10 Best NFL Tight Ends of All Time
In ranking the 10 best NFL tight ends of all time it's important to note how the player defined the position for his respective era, both as a pass catcher and a blocker. An often overlooked but integral part of an offense, these are the NFL's elite.
- John Mackey, Baltimore Colts, 1963-1973. At 6'2", 224 lbs., John Mackey was one of the NFL's first big pass catching tight ends. He used size and speed to be a threat as a receiver and solid blocker. Elected to NFL Hall of Fame in 1992, Mackey retired with 331 receptions, 5,236 yards, 38 TDs. In 1965-66 seasons, Mackey racked up 90 receptions for 1,643 yards and 16 TDs.
- Mike Ditka, Chicago Bears/Dallas Cowboys, 1961-1972. Iron Mike Ditka was the definition of the word tough. In his rookie year, Ditka had 56 catches for 1,076 yards and 12 TDs. He set a record for tight ends in 1964 when he hauled in 75 catches for 897 yards and 5 TDs in just 14 games. Ditka finished his career with 427 receptions, 5,812 yards and 43 TDs and was voted into the Hall of Fame in 1988.
- Shannon Sharpe, Denver Broncos/Baltimore Ravens, 1990-2003. A workout warrior with an ability to get open, Shannon Sharpe is one of the most gifted tight ends to play in the NFL. He amassed 815 receptions for 10,060 yards and 62 TDs making him the most productive tight end in the NFL not currently playing. Between 1996-97 seasons he had 152 catches for 2,146 yards and 13 TDs.
- Tony Gonzalez, Kansas City Chiefs/Atlanta Falcons 1997-present. Likely the best tight end in his era. At 6'5", 243 lbs., Tony Gonzalez is capable of breaking a play deep and making catches over the middle. He is one reception away from a 1,000 career and has more than 11,800 yards receiving and 82 TDs. He's topped 90 receptions three times in his career and amassed four 1,000-yard seasons.
- Ozzie Newsome, Cleveland Browns, 1978-1990. For 13 seasons, Ozzie Newsome was the most dangerous weapon in the Browns offense. A deep threat and a consistent leader, Newsome totaled more than 660 receptions for nearly 8,000 yards and 47 TDs in his career. He was elected to the Hall of Fame in 1999.
- Kellen Winslow, San Diego Chargers, 1979-1987. Kellen Winslow redefined the tight end position using his size (6'5", 251 lbs.) and speed. Over his 9-year career, Winslow amassed 6,741 yards and 45 TDs and 541 receptions. Elected to the Hall of Fame in 1995, Winslow is best known for his 13-catch effort against the Miami Dolphins in the 1981 AFC playoff game, which the Chargers won 41-38.

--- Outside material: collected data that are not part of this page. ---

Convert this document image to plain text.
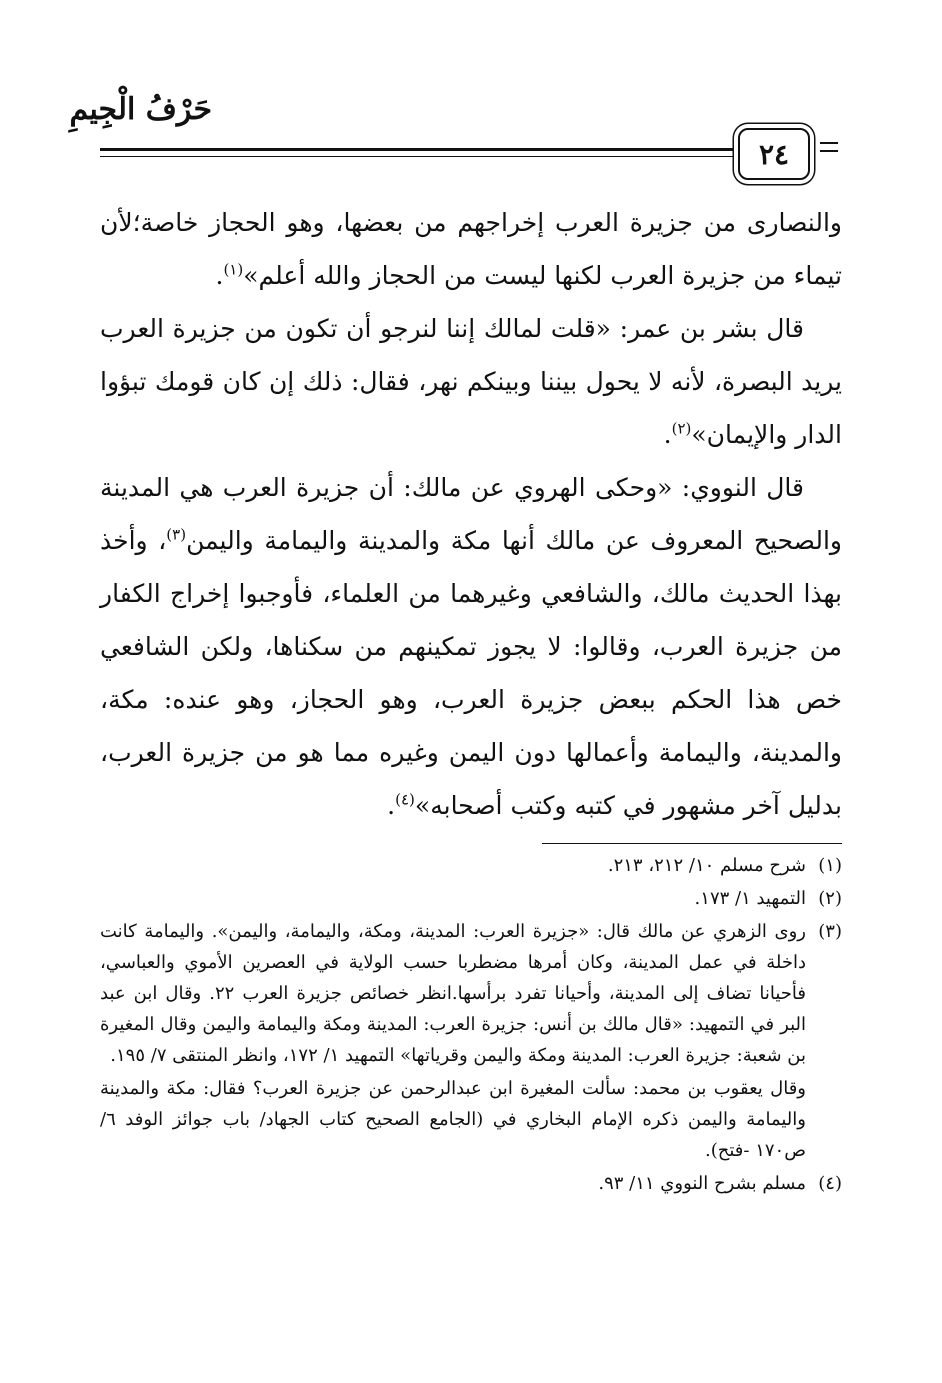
حَرْفُ الْجِيمِ
٢٤

والنصارى من جزيرة العرب إخراجهم من بعضها، وهو الحجاز خاصة؛لأن تيماء من جزيرة العرب لكنها ليست من الحجاز والله أعلم»$^{(١)}$.

قال بشر بن عمر: «قلت لمالك إننا لنرجو أن تكون من جزيرة العرب يريد البصرة، لأنه لا يحول بيننا وبينكم نهر، فقال: ذلك إن كان قومك تبؤوا الدار والإيمان»$^{(٢)}$.

قال النووي: «وحكى الهروي عن مالك: أن جزيرة العرب هي المدينة والصحيح المعروف عن مالك أنها مكة والمدينة واليمامة واليمن$^{(٣)}$، وأخذ بهذا الحديث مالك، والشافعي وغيرهما من العلماء، فأوجبوا إخراج الكفار من جزيرة العرب، وقالوا: لا يجوز تمكينهم من سكناها، ولكن الشافعي خص هذا الحكم ببعض جزيرة العرب، وهو الحجاز، وهو عنده: مكة، والمدينة، واليمامة وأعمالها دون اليمن وغيره مما هو من جزيرة العرب، بدليل آخر مشهور في كتبه وكتب أصحابه»$^{(٤)}$.

(١)
شرح مسلم ١٠/ ٢١٢، ٢١٣.
(٢)
التمهيد ١/ ١٧٣.
(٣)
روى الزهري عن مالك قال: «جزيرة العرب: المدينة، ومكة، واليمامة، واليمن». واليمامة كانت داخلة في عمل المدينة، وكان أمرها مضطربا حسب الولاية في العصرين الأموي والعباسي، فأحيانا تضاف إلى المدينة، وأحيانا تفرد برأسها.انظر خصائص جزيرة العرب ٢٢. وقال ابن عبد البر في التمهيد: «قال مالك بن أنس: جزيرة العرب: المدينة ومكة واليمامة واليمن وقال المغيرة بن شعبة: جزيرة العرب: المدينة ومكة واليمن وقرياتها» التمهيد ١/ ١٧٢، وانظر المنتقى ٧/ ١٩٥.
وقال يعقوب بن محمد: سألت المغيرة ابن عبدالرحمن عن جزيرة العرب؟ فقال: مكة والمدينة واليمامة واليمن ذكره الإمام البخاري في (الجامع الصحيح كتاب الجهاد/ باب جوائز الوفد ٦/ ص١٧٠ -فتح).
(٤)
مسلم بشرح النووي ١١/ ٩٣.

- Dave Casper, Oakland Raiders, 1974-1984. Known as "the Ghost," Dave Casper was a Raider fan's delight and a secondary's nightmare. Elected to the Hall of Fame in 2002. In 8 seasons with the Raiders, he is most famously known for his performance in the 1977 AFC Divisional playoff game against the Colts where he caught a 42-yard pass known as "the Ghost to the Post."

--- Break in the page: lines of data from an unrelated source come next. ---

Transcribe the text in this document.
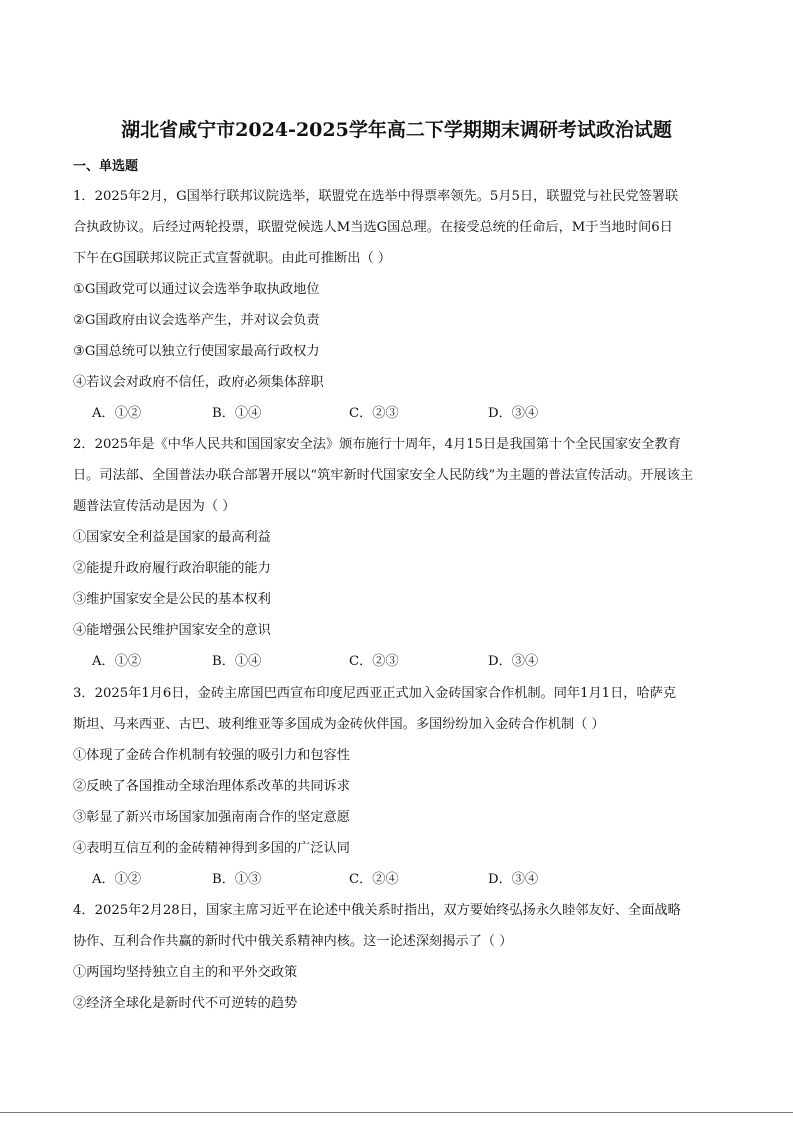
湖北省咸宁市2024-2025学年高二下学期期末调研考试政治试题
一、单选题
1．2025年2月，G国举行联邦议院选举，联盟党在选举中得票率领先。5月5日，联盟党与社民党签署联
合执政协议。后经过两轮投票，联盟党候选人M当选G国总理。在接受总统的任命后，M于当地时间6日
下午在G国联邦议院正式宣誓就职。由此可推断出（ ）
①G国政党可以通过议会选举争取执政地位
②G国政府由议会选举产生，并对议会负责
③G国总统可以独立行使国家最高行政权力
④若议会对政府不信任，政府必须集体辞职
A．①②	B．①④	C．②③	D．③④
2．2025年是《中华人民共和国国家安全法》颁布施行十周年，4月15日是我国第十个全民国家安全教育
日。司法部、全国普法办联合部署开展以“筑牢新时代国家安全人民防线”为主题的普法宣传活动。开展该主
题普法宣传活动是因为（ ）
①国家安全利益是国家的最高利益
②能提升政府履行政治职能的能力
③维护国家安全是公民的基本权利
④能增强公民维护国家安全的意识
A．①②	B．①④	C．②③	D．③④
3．2025年1月6日，金砖主席国巴西宣布印度尼西亚正式加入金砖国家合作机制。同年1月1日，哈萨克
斯坦、马来西亚、古巴、玻利维亚等多国成为金砖伙伴国。多国纷纷加入金砖合作机制（ ）
①体现了金砖合作机制有较强的吸引力和包容性
②反映了各国推动全球治理体系改革的共同诉求
③彰显了新兴市场国家加强南南合作的坚定意愿
④表明互信互利的金砖精神得到多国的广泛认同
A．①②	B．①③	C．②④	D．③④
4．2025年2月28日，国家主席习近平在论述中俄关系时指出，双方要始终弘扬永久睦邻友好、全面战略
协作、互利合作共赢的新时代中俄关系精神内核。这一论述深刻揭示了（ ）
①两国均坚持独立自主的和平外交政策
②经济全球化是新时代不可逆转的趋势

- Jackie Smith, St. Louis Cardinals 1963-1978. When he retired in 1978, Jackie Smith was the all-time leading receiver for tight ends with 480 receptions for 7,918 yards and 40 TDs. A strong runner and fierce blocker, at 6'4", 235 lbs., Smith was a fixture of the Cardinals offense. He had one catch in 45 games between 1967-1970. Elected to the Hall of Fame in 1994.

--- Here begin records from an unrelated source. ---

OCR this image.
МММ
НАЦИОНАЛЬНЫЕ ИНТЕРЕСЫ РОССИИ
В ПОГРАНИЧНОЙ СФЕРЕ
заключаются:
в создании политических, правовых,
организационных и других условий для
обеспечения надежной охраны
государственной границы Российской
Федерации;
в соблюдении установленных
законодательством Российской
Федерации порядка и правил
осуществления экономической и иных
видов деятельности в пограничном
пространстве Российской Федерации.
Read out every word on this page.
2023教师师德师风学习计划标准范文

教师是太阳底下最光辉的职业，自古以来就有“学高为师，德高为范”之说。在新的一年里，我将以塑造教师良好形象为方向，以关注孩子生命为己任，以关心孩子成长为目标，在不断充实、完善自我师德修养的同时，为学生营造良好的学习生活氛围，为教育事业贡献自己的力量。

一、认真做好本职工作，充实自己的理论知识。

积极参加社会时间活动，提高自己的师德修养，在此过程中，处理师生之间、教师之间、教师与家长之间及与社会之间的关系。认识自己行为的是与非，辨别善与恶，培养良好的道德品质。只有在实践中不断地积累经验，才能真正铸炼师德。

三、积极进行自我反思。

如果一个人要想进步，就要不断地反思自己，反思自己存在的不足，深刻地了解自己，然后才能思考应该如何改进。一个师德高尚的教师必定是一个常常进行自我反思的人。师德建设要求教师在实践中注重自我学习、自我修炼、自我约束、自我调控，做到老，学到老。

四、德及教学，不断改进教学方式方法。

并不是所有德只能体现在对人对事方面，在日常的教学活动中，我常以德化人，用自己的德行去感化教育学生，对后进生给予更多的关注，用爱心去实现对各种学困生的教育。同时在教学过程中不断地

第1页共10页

- Antonio Gates, San Diego Chargers, 2003-present. Though only in the league for 8 seasons, Antonio Gates is among the top tight ends in the NFL due to his production and ability to get in the end zone. Gates has nearly 480 receptions for 6,223 yards and 59 TDs for the Chargers and is one of the team's primary targets. He is a 6-time Pro Bowler and a 3-time All-Pro.
- Mark Bavaro, New York Giants, 1985-1994. Reliable and tough describe what Mark Bavaro was as a tight end for the Giants for nearly a decade. Bavaro caught 345 passes for 4,733 yards and 39 TDs in his career and was a 2-time Pro Bowler and All-Pro.